The holidays are coming up, and you might be planning an open house or open studio event. Make your guests feel welcome. In this first article, I focus on how to best prepare for the day with a list of thirteen tips.
Tell everyone you invite if your event is open to all. If it is, encourage them to bring guests.
Inform your guests ahead of time about directions, mass transit options, and parking. Be specific about any parking fees, off-limits parking, and one-way streets.
Put out a sign or festive holiday flag–especially if your location isn’t easy to identify from the street.
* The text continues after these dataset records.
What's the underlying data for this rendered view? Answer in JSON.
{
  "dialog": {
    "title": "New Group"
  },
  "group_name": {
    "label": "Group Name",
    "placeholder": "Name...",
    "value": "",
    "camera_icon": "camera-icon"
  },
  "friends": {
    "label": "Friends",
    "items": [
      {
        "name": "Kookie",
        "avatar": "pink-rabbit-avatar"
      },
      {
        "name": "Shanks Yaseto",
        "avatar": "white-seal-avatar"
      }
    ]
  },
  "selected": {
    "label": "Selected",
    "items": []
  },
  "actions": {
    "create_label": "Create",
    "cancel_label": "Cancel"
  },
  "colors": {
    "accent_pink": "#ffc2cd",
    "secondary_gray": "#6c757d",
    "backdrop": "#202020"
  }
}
Clear out clutter and anything unnecessary in the space. Even the usual furniture can be removed to make room for more people, but leave a few chairs in case someone comes that can’t stand for an extended period of time.
|Jude Silva, The Braid. Netting, nylon, and waxed linen, 96 x 30 inches.©The Artist|
Put your pets away and make sure someone is watching your children. I don’t care how well behaved you think they are, pets and children will steal some of your energy. Focus all of your attention on your guests.
See that the bathrooms are clean and comfortable. Have plenty of toilet paper and clean towels on hand.
Designate a spot for coats and scarves.
Decide on snacks and beverages in advance. If serving alcohol, encourage responsible drinking and have non-alcoholic beverages (other than water) for designated drivers.
Dress nicely and look like the artist, but be comfortable. Wear a name tag if it’s at all possible that someone may show up that you don’t already know.
Make everyone feel welcome at your event. Introduce your guests to other guests, particularly when they arrive alone. Ask friends and family to help you with this.
Remember names as much as possible. When you meet someone, repeat his name out loud: “It’s so nice to meet you, David.” Then repeat the name silently to yourself several times.
Treat everyone the same. Every person that enters is a potential buyer or potential connection.
Assign a friend or family member to interrupt you when they notice that a well-meaning guest is monopolizing your time. You don’t want the other guests to feel ignored or unappreciated.